恐らくまだ若い母親は子供がいなければ再婚もできるだろうし、自由な人生を送ってもらいたいという思いやりの気持ちだったと思うが、母は子供を姑に取られるとでも思ったのか、ある夜子供を抱いてこっそり家を出てしまいどこを探しても見つからなかった。

乳飲み子を抱え、住むところと仕事を探さなければならなかった。子供を抱えた女性など極めて厳しい就職状況だったと思われるが子供を育てるために必死で探したと思う。最終的には住み込みで働かせてくれる中居の仕事を得て文枝さんを育てあげ、高校、大学まで進学させた。大事、大事に育てたが食事のマナーは厳しかったとのことである。いつか天皇陛下とお会いすることがあった時に恥をかかないようにとのことだった。

後に文枝さんは落語の大師匠になりテレビにも出て著名人になり、実際に園遊会で天皇陛下にお会いして言葉も交わしている。それを誰よりも喜んだのは母親である。泣いて喜んだと思う。

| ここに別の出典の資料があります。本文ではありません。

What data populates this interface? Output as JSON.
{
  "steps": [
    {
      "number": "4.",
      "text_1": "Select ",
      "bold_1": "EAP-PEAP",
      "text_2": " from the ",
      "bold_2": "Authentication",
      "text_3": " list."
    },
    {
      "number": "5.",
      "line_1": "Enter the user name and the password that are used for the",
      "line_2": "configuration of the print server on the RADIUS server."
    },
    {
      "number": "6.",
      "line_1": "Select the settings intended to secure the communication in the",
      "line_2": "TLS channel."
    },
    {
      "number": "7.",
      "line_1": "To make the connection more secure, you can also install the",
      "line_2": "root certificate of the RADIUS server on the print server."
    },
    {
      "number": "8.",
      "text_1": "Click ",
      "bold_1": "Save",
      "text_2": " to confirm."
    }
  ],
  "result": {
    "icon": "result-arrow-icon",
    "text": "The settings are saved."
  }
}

以上は昨日のテレビ(NHK夜10時)で観た内容である。そんなお母さんなので最近のお母さんの姿なりお声を聞くことができるかと思ったが、テレビには1度も登場しなかった。文枝さんの年齢71歳に生んだ時の年齢21歳を足すと92歳になるが、恐らく子供を抱いて家を飛び出した当時の面影はなく、認知症になっているのではないかと想像した。

子供を抱いて家を出て、必死で子供を育てたお母さん、崇高な姿に敬服し尊敬するが、今の姿を見ると幻滅するかもしれない。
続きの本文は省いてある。